Decatur, GA — A new 241-room hotel could be coming to downtown Decatur. The Decatur Downtown Development Authority approved a resolution of support for a proposed hotel at 213 Swanton Way during its meeting on Aug. 11.

The developer has requested special exceptions related to building height and parking. The exceptions still have to go before the Decatur Planning Commission, and the Decatur City Commission will make the final decision on the application.

The developers, BCA Studios and Vision Hospitality Group are seeking to increase the building height from 80 feet to 82 feet, reduce the streetscape landscape zone, and allow all the parking to be off-site in nearby parking decks.

Planning and Economic Development Director Angela Threadgill said she has worked with BCA Studios, the architect for the project, for over a year to refine the proposal.

The hotel will feature two different brands: Tempo and Homewood Suites. They will share a lobby, but the rooms for each hotel brand will be on different sides of the building. There would be 123 Tempo rooms and 118 Homewood Suites rooms. The hotel would mainly front Swanton Way and would be located between Commerce Drive and Ponce de Leon Place.

“Tempo is a new flag, and basically, it’s one of the lifestyle brands,” said Michael Clifford with BCA Studios, the architect of the project. “We’re aiming at a different type of customer. It’s more modern, but basically has the same amenities as far as fitness, and things [like that]. Homewood Suites is Hilton’s extended stay brand.”

Amenities would include elevators, a pool, an outdoor courtyard, a café, a rooftop bar, a fitness center, balconies for some rooms, an outdoor kitchen, an event space, and meeting rooms.

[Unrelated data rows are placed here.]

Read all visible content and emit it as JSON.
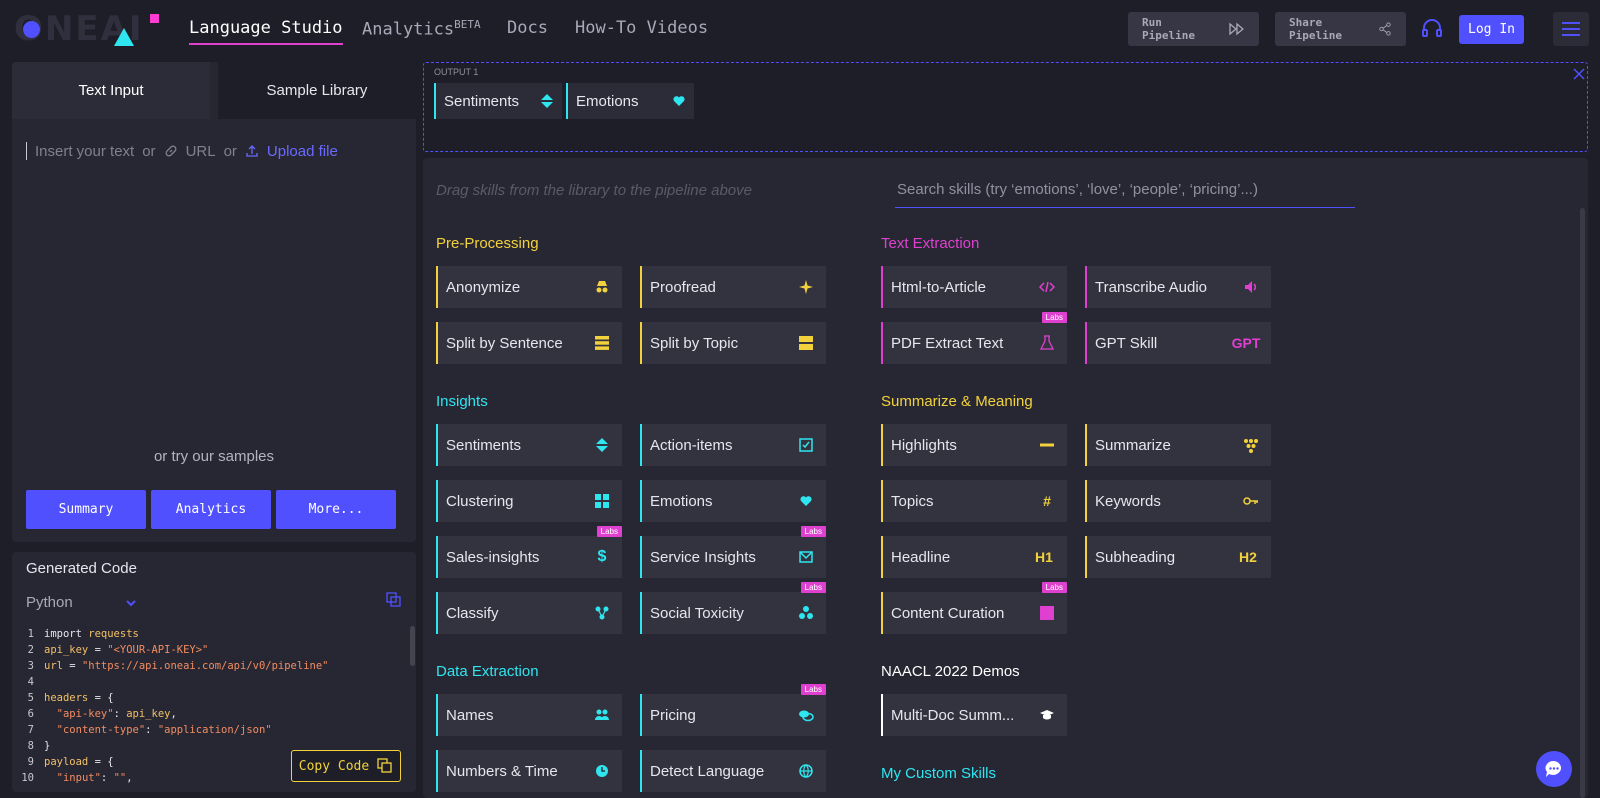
{
  "header": {
    "logo_text": "ONEAI",
    "nav": [
      {
        "label": "Language Studio"
      },
      {
        "label": "Analytics",
        "sup": "BETA"
      },
      {
        "label": "Docs"
      },
      {
        "label": "How-To Videos"
      }
    ],
    "run_pipeline": "Run Pipeline",
    "share_pipeline": "Share Pipeline",
    "login": "Log In"
  },
  "input_panel": {
    "tabs": [
      "Text Input",
      "Sample Library"
    ],
    "placeholder": "Insert your text",
    "or1": "or",
    "url": "URL",
    "or2": "or",
    "upload": "Upload file",
    "try_samples": "or try our samples",
    "sample_buttons": [
      "Summary",
      "Analytics",
      "More..."
    ]
  },
  "code_panel": {
    "title": "Generated Code",
    "language": "Python",
    "copy": "Copy Code"
  },
  "output": {
    "label": "OUTPUT 1",
    "chips": [
      "Sentiments",
      "Emotions"
    ]
  },
  "library": {
    "hint": "Drag skills from the library to the pipeline above",
    "search_placeholder": "Search skills (try ‘emotions’, ‘love’, ‘people’, ‘pricing’...)",
    "labs_label": "Labs",
    "sections": {
      "pre_processing": {
        "title": "Pre-Processing",
        "skills": [
          "Anonymize",
          "Proofread",
          "Split by Sentence",
          "Split by Topic"
        ]
      },
      "text_extraction": {
        "title": "Text Extraction",
        "skills": [
          "Html-to-Article",
          "Transcribe Audio",
          "PDF Extract Text",
          "GPT Skill"
        ],
        "gpt_icon": "GPT"
      },
      "insights": {
        "title": "Insights",
        "skills": [
          "Sentiments",
          "Action-items",
          "Clustering",
          "Emotions",
          "Sales-insights",
          "Service Insights",
          "Classify",
          "Social Toxicity"
        ]
      },
      "summarize": {
        "title": "Summarize & Meaning",
        "skills": [
          "Highlights",
          "Summarize",
          "Topics",
          "Keywords",
          "Headline",
          "Subheading",
          "Content Curation"
        ],
        "h1": "H1",
        "h2": "H2"
      },
      "data_extraction": {
        "title": "Data Extraction",
        "skills": [
          "Names",
          "Pricing",
          "Numbers & Time",
          "Detect Language"
        ]
      },
      "naacl": {
        "title": "NAACL 2022 Demos",
        "skills": [
          "Multi-Doc Summ..."
        ]
      },
      "custom": {
        "title": "My Custom Skills"
      }
    }
  },
  "colors": {
    "accent": "#5050ff",
    "yellow": "#f2d23c",
    "cyan": "#2ee6f0",
    "pink": "#e040d0"
  }
}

The café, Bluestone Lane, would open up to Ponce de Leon Place and have a ramp leading to its entrance.

The developer is seeking a special exception for the height due to the grade change of the property, which is about eight feet.

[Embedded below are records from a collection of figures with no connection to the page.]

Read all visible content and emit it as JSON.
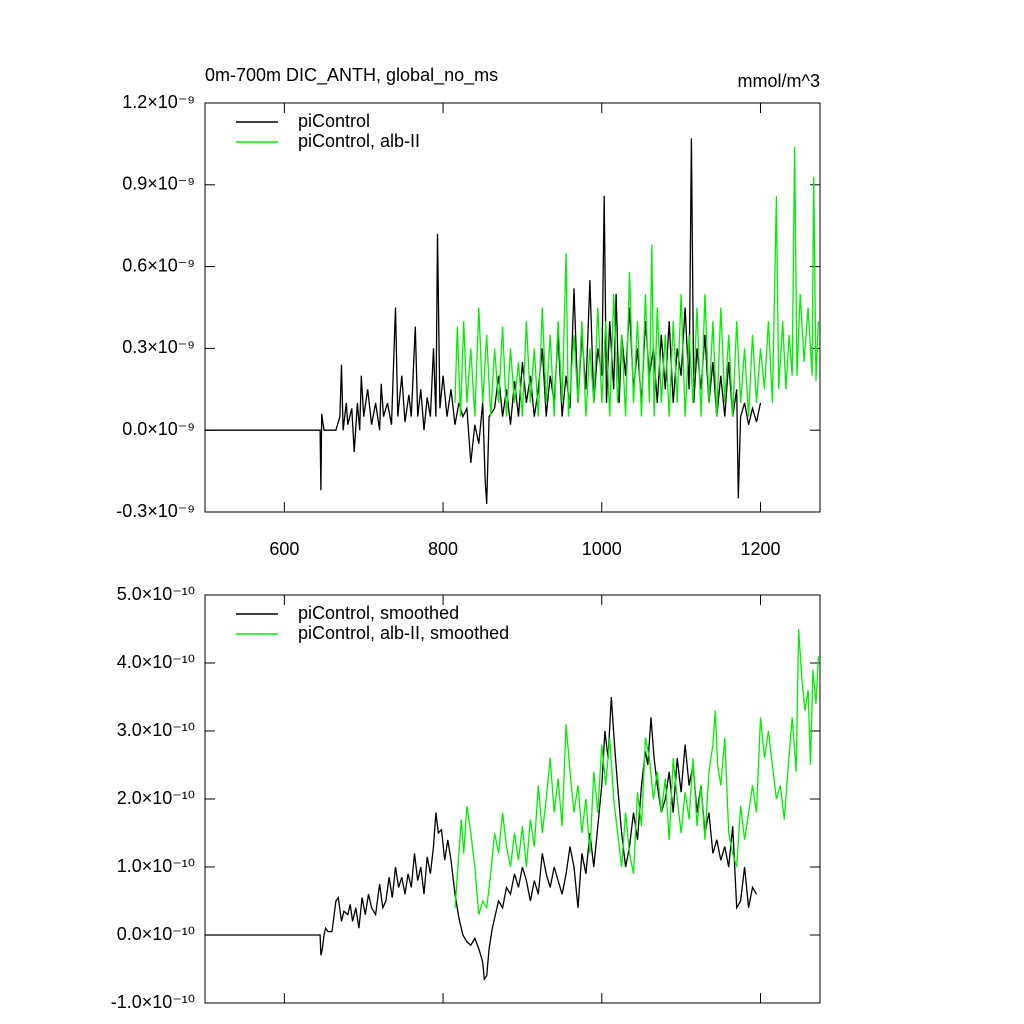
{
  "chart_data": [
    {
      "type": "line",
      "title": "0m-700m DIC_ANTH, global_no_ms",
      "annotation": "mmol/m^3",
      "xlim": [
        500,
        1275
      ],
      "xticks": [
        600,
        800,
        1000,
        1200
      ],
      "ylim": [
        -3e-10,
        1.2e-09
      ],
      "yticks": [
        {
          "value": -3e-10,
          "label": "-0.3×10⁻⁹"
        },
        {
          "value": 0,
          "label": "0.0×10⁻⁹"
        },
        {
          "value": 3e-10,
          "label": "0.3×10⁻⁹"
        },
        {
          "value": 6e-10,
          "label": "0.6×10⁻⁹"
        },
        {
          "value": 9e-10,
          "label": "0.9×10⁻⁹"
        },
        {
          "value": 1.2e-09,
          "label": "1.2×10⁻⁹"
        }
      ],
      "legend": "top-left",
      "series": [
        {
          "name": "piControl",
          "color": "#000000",
          "x": [
            500,
            640,
            645,
            646,
            647,
            650,
            665,
            670,
            672,
            674,
            678,
            680,
            685,
            688,
            692,
            695,
            697,
            700,
            705,
            710,
            715,
            720,
            722,
            725,
            730,
            735,
            740,
            743,
            748,
            752,
            757,
            760,
            765,
            768,
            772,
            776,
            780,
            784,
            788,
            791,
            793,
            796,
            800,
            805,
            810,
            815,
            820,
            825,
            830,
            835,
            840,
            845,
            850,
            853,
            855,
            858,
            865,
            870,
            875,
            880,
            885,
            890,
            895,
            900,
            905,
            910,
            915,
            920,
            925,
            930,
            935,
            940,
            945,
            950,
            955,
            960,
            965,
            970,
            975,
            980,
            985,
            990,
            995,
            1000,
            1003,
            1006,
            1010,
            1015,
            1018,
            1022,
            1025,
            1030,
            1035,
            1040,
            1045,
            1050,
            1055,
            1060,
            1065,
            1070,
            1075,
            1080,
            1085,
            1090,
            1095,
            1100,
            1105,
            1110,
            1113,
            1116,
            1120,
            1125,
            1130,
            1135,
            1140,
            1145,
            1150,
            1155,
            1160,
            1165,
            1170,
            1172,
            1175,
            1180,
            1185,
            1190,
            1195,
            1200
          ],
          "values": [
            0,
            0,
            0,
            -2.2e-10,
            6e-11,
            0,
            0,
            5e-11,
            2.4e-10,
            0,
            1e-10,
            2e-11,
            8e-11,
            -8e-11,
            1e-10,
            0,
            2e-10,
            5e-11,
            1.5e-10,
            2e-11,
            1e-10,
            0,
            1.7e-10,
            5e-11,
            1e-10,
            2e-11,
            4.5e-10,
            5e-11,
            2e-10,
            3e-11,
            1.3e-10,
            5e-11,
            3.8e-10,
            5e-11,
            1.5e-10,
            0,
            1.2e-10,
            5e-11,
            3e-10,
            5e-11,
            7.2e-10,
            8e-11,
            2e-10,
            5e-11,
            1.5e-10,
            2e-11,
            1e-10,
            5e-11,
            8e-11,
            -1.2e-10,
            2e-11,
            -5e-11,
            1e-10,
            -1.8e-10,
            -2.7e-10,
            5e-11,
            8e-11,
            2e-10,
            5e-11,
            1.5e-10,
            2e-11,
            1.8e-10,
            5e-11,
            2.5e-10,
            1e-10,
            2e-10,
            5e-11,
            1.5e-10,
            3e-10,
            5e-11,
            2e-10,
            1e-10,
            3.5e-10,
            5e-11,
            2e-10,
            8e-11,
            5.2e-10,
            1e-10,
            3.5e-10,
            1.5e-10,
            5.5e-10,
            1e-10,
            3e-10,
            2e-10,
            8.6e-10,
            1e-10,
            4e-10,
            1.5e-10,
            5e-10,
            1e-10,
            3.5e-10,
            2e-10,
            4.5e-10,
            1.5e-10,
            3e-10,
            1e-10,
            4e-10,
            2e-10,
            3e-10,
            1e-10,
            3.5e-10,
            1.5e-10,
            4e-10,
            1e-10,
            3e-10,
            2e-10,
            4.5e-10,
            1.5e-10,
            1.07e-09,
            1e-10,
            3e-10,
            1.5e-10,
            3.5e-10,
            1e-10,
            2.5e-10,
            5e-11,
            2e-10,
            5e-11,
            2.5e-10,
            5e-11,
            1.5e-10,
            -2.5e-10,
            5e-11,
            1e-10,
            2e-11,
            8e-11,
            3e-11,
            1e-10
          ]
        },
        {
          "name": "piControl, alb-II",
          "color": "#00ee00",
          "x": [
            815,
            818,
            822,
            826,
            830,
            835,
            840,
            845,
            850,
            855,
            860,
            865,
            870,
            875,
            880,
            885,
            890,
            895,
            900,
            905,
            910,
            915,
            920,
            925,
            930,
            935,
            940,
            945,
            950,
            955,
            958,
            965,
            970,
            975,
            980,
            985,
            990,
            995,
            1000,
            1005,
            1010,
            1015,
            1020,
            1025,
            1030,
            1035,
            1040,
            1045,
            1050,
            1055,
            1060,
            1063,
            1066,
            1070,
            1075,
            1080,
            1085,
            1090,
            1095,
            1100,
            1105,
            1110,
            1115,
            1120,
            1125,
            1130,
            1135,
            1140,
            1145,
            1150,
            1155,
            1160,
            1165,
            1170,
            1175,
            1180,
            1185,
            1190,
            1195,
            1200,
            1205,
            1210,
            1215,
            1220,
            1223,
            1228,
            1232,
            1236,
            1240,
            1243,
            1246,
            1250,
            1255,
            1260,
            1265,
            1267,
            1270,
            1273
          ],
          "values": [
            1e-10,
            3.8e-10,
            5e-11,
            4e-10,
            1e-10,
            3e-10,
            5e-11,
            4.5e-10,
            1e-10,
            3.5e-10,
            5e-11,
            3e-10,
            1e-10,
            3.8e-10,
            5e-11,
            3e-10,
            1e-10,
            2.5e-10,
            5e-11,
            4e-10,
            1e-10,
            3e-10,
            5e-11,
            4.5e-10,
            1e-10,
            3.5e-10,
            5e-11,
            4e-10,
            1e-10,
            6.5e-10,
            5e-11,
            3.5e-10,
            1e-10,
            4e-10,
            5e-11,
            3e-10,
            1e-10,
            4.5e-10,
            1e-10,
            4e-10,
            5e-11,
            5e-10,
            1e-10,
            3.5e-10,
            5e-11,
            5.8e-10,
            1e-10,
            4e-10,
            5e-11,
            5e-10,
            1e-10,
            6.8e-10,
            5e-11,
            4.5e-10,
            1e-10,
            3.5e-10,
            5e-11,
            4e-10,
            1e-10,
            5e-10,
            5e-11,
            3.5e-10,
            1e-10,
            4.5e-10,
            5e-11,
            5e-10,
            1e-10,
            4e-10,
            5e-11,
            4.5e-10,
            1e-10,
            3.5e-10,
            5e-11,
            4e-10,
            1e-10,
            3e-10,
            5e-11,
            3.5e-10,
            1e-10,
            3e-10,
            1.5e-10,
            4e-10,
            1e-10,
            8.6e-10,
            1.5e-10,
            4e-10,
            1.5e-10,
            3.5e-10,
            2e-10,
            1.04e-09,
            2e-10,
            5e-10,
            2.5e-10,
            4.5e-10,
            2e-10,
            9.3e-10,
            1.8e-10,
            4e-10
          ]
        }
      ]
    },
    {
      "type": "line",
      "xlim": [
        500,
        1275
      ],
      "xticks": [
        600,
        800,
        1000,
        1200
      ],
      "ylim": [
        -1e-10,
        5e-10
      ],
      "yticks": [
        {
          "value": -1e-10,
          "label": "-1.0×10⁻¹⁰"
        },
        {
          "value": 0,
          "label": "0.0×10⁻¹⁰"
        },
        {
          "value": 1e-10,
          "label": "1.0×10⁻¹⁰"
        },
        {
          "value": 2e-10,
          "label": "2.0×10⁻¹⁰"
        },
        {
          "value": 3e-10,
          "label": "3.0×10⁻¹⁰"
        },
        {
          "value": 4e-10,
          "label": "4.0×10⁻¹⁰"
        },
        {
          "value": 5e-10,
          "label": "5.0×10⁻¹⁰"
        }
      ],
      "legend": "top-left",
      "series": [
        {
          "name": "piControl, smoothed",
          "color": "#000000",
          "x": [
            500,
            645,
            646,
            648,
            650,
            652,
            655,
            660,
            665,
            668,
            672,
            675,
            680,
            683,
            686,
            690,
            694,
            698,
            702,
            706,
            710,
            715,
            720,
            724,
            728,
            732,
            736,
            740,
            744,
            748,
            752,
            756,
            760,
            764,
            768,
            772,
            776,
            780,
            784,
            788,
            791,
            794,
            798,
            802,
            806,
            810,
            815,
            820,
            825,
            830,
            835,
            840,
            845,
            850,
            852,
            855,
            858,
            862,
            866,
            870,
            875,
            880,
            885,
            890,
            895,
            900,
            905,
            910,
            915,
            920,
            925,
            930,
            935,
            940,
            945,
            950,
            955,
            960,
            965,
            970,
            975,
            980,
            985,
            990,
            995,
            1000,
            1004,
            1008,
            1012,
            1016,
            1020,
            1025,
            1030,
            1035,
            1040,
            1045,
            1050,
            1055,
            1058,
            1062,
            1066,
            1070,
            1075,
            1080,
            1085,
            1090,
            1095,
            1100,
            1105,
            1110,
            1115,
            1120,
            1125,
            1130,
            1135,
            1140,
            1145,
            1150,
            1155,
            1160,
            1165,
            1170,
            1175,
            1180,
            1185,
            1190,
            1195
          ],
          "values": [
            0,
            0,
            -3e-11,
            -2e-11,
            0,
            1e-11,
            5e-12,
            5e-12,
            5e-11,
            5.5e-11,
            2e-11,
            3.5e-11,
            3e-11,
            4.5e-11,
            2e-11,
            4e-11,
            1e-11,
            5.5e-11,
            3e-11,
            6e-11,
            4e-11,
            3e-11,
            7.5e-11,
            4e-11,
            5e-11,
            8.5e-11,
            5.5e-11,
            1e-10,
            7e-11,
            8.5e-11,
            6e-11,
            9e-11,
            7e-11,
            1.2e-10,
            8e-11,
            1e-10,
            6e-11,
            1.15e-10,
            9e-11,
            1.3e-10,
            1.8e-10,
            1.5e-10,
            1.55e-10,
            1.1e-10,
            1.4e-10,
            1.1e-10,
            6e-11,
            2.5e-11,
            0,
            -1e-11,
            -1.5e-11,
            -5e-12,
            -2e-11,
            -4e-11,
            -6.5e-11,
            -6e-11,
            -2e-11,
            1e-11,
            3e-11,
            5e-11,
            4e-11,
            7e-11,
            6e-11,
            9e-11,
            7e-11,
            1e-10,
            8e-11,
            5e-11,
            8e-11,
            6e-11,
            1.2e-10,
            9e-11,
            7e-11,
            1e-10,
            8e-11,
            6e-11,
            9e-11,
            1.3e-10,
            1e-10,
            4e-11,
            1.2e-10,
            9e-11,
            1.5e-10,
            1e-10,
            1.6e-10,
            2.2e-10,
            3e-10,
            2.6e-10,
            3.5e-10,
            2.8e-10,
            2.2e-10,
            1.5e-10,
            1e-10,
            1.3e-10,
            1.8e-10,
            1.4e-10,
            2.2e-10,
            2.7e-10,
            2.5e-10,
            3.2e-10,
            2.6e-10,
            2.2e-10,
            1.8e-10,
            2e-10,
            2.4e-10,
            1.8e-10,
            2.6e-10,
            2.1e-10,
            2.8e-10,
            2.2e-10,
            2.5e-10,
            1.8e-10,
            2.2e-10,
            1.5e-10,
            1.8e-10,
            1.2e-10,
            1.4e-10,
            1.1e-10,
            1.3e-10,
            1e-10,
            1.6e-10,
            4e-11,
            5e-11,
            1e-10,
            4e-11,
            7e-11,
            6e-11
          ]
        },
        {
          "name": "piControl, alb-II, smoothed",
          "color": "#00ee00",
          "x": [
            815,
            820,
            823,
            826,
            830,
            835,
            840,
            845,
            850,
            855,
            860,
            865,
            870,
            875,
            880,
            885,
            890,
            895,
            900,
            905,
            910,
            915,
            920,
            925,
            930,
            935,
            940,
            945,
            950,
            955,
            960,
            965,
            970,
            975,
            980,
            985,
            990,
            995,
            1000,
            1005,
            1010,
            1015,
            1020,
            1025,
            1030,
            1035,
            1040,
            1045,
            1050,
            1055,
            1060,
            1065,
            1070,
            1075,
            1080,
            1085,
            1090,
            1095,
            1100,
            1105,
            1110,
            1115,
            1120,
            1125,
            1130,
            1135,
            1140,
            1143,
            1146,
            1150,
            1155,
            1160,
            1165,
            1170,
            1175,
            1180,
            1185,
            1190,
            1195,
            1200,
            1205,
            1210,
            1215,
            1220,
            1225,
            1230,
            1235,
            1240,
            1245,
            1248,
            1252,
            1256,
            1260,
            1263,
            1266,
            1270,
            1273
          ],
          "values": [
            4e-11,
            1.2e-10,
            1.7e-10,
            1.2e-10,
            1.9e-10,
            1.5e-10,
            1e-10,
            3e-11,
            5e-11,
            4e-11,
            9e-11,
            1.5e-10,
            1.2e-10,
            1.8e-10,
            1.3e-10,
            1e-10,
            1.5e-10,
            1.1e-10,
            1.6e-10,
            1e-10,
            1.7e-10,
            1.3e-10,
            2.2e-10,
            1.5e-10,
            2e-10,
            2.6e-10,
            1.8e-10,
            2.3e-10,
            1.6e-10,
            3.1e-10,
            2.4e-10,
            1.8e-10,
            2.2e-10,
            1.5e-10,
            2e-10,
            1.2e-10,
            2.4e-10,
            1.8e-10,
            2.8e-10,
            2.2e-10,
            2.9e-10,
            2e-10,
            1.5e-10,
            1e-10,
            1.8e-10,
            1.2e-10,
            9e-11,
            2.1e-10,
            1.6e-10,
            2.9e-10,
            2.6e-10,
            2e-10,
            2.4e-10,
            1.8e-10,
            2.3e-10,
            1.4e-10,
            2.6e-10,
            2e-10,
            1.5e-10,
            2.1e-10,
            1.7e-10,
            2.6e-10,
            1.6e-10,
            2.2e-10,
            1.4e-10,
            2.4e-10,
            2.8e-10,
            3.3e-10,
            2.5e-10,
            2.2e-10,
            2.9e-10,
            1.5e-10,
            1.2e-10,
            1e-10,
            1.9e-10,
            1.4e-10,
            1.8e-10,
            2.2e-10,
            1.8e-10,
            3.2e-10,
            2.6e-10,
            3e-10,
            2.5e-10,
            2e-10,
            2.2e-10,
            1.7e-10,
            2.5e-10,
            3.2e-10,
            2.4e-10,
            4.5e-10,
            3.8e-10,
            3.3e-10,
            3.6e-10,
            2.5e-10,
            3.9e-10,
            3.4e-10,
            4.1e-10
          ]
        }
      ]
    }
  ]
}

“We’re meeting the street in every location, except at the corner of Ponce and Swanton, it drops so much that it makes the building taller because the grade at the base of the building is a foot and a half lower than our finished form. Asking for 82 [feet] is almost a safety,” Clifford said. “We’ve been able to squeeze the building and not make it too tall. I just do want to be in permitting [and] we’re 80 feet and six inches.”

The building would be seven stories. The property is located across the street from the Maloof Building, which is six stories, according to the application.

In terms of parking, the city’s code says that up to 80% of on-site parking, and the developers are seeking to have 100% of the parking off-site. Vision Hospitality Group is looking to enter into long-term agreements to use the Task Force for Global Health and the 1 W. Court Square parking decks. The hotel would have a valet operating 24/7.

There are three parking lots currently on the property. The development would remove those parking lots and add a circular drop-off lane on Swanton Way. About four cars could be in the drop-off lane at one time. Vision Hospitality Group anticipates many hotel guests will arrive at the hotel via a ride share service or MARTA.

Threadgill added that there are about 493 parking spaces in the 1 W. Court Square parking deck.

“…In our development codes we have a chart…of those complementary uses and office and hotel is the ideal combination for a shared parking agreement because of the different uses and times of uses,” Threadgill said.

DDA Vice Chair Noah Peeters also said that there is a large amount of excess parking in the city.

“I think if we are developing, and especially [with] hospitality, the more rooms we can put on a site which can permanently be used by guests versus parking, which over time will be less and less valuable as ridesharing continues and people continue leaning on our public transport, the better the city is,” Peeters said.

A drop-off lane would interrupt the six-foot landscape zone along the length of the property. A 10-foot sidewalk will also be provided between the building and the drop-off lane along Swanton Way, Clifford said.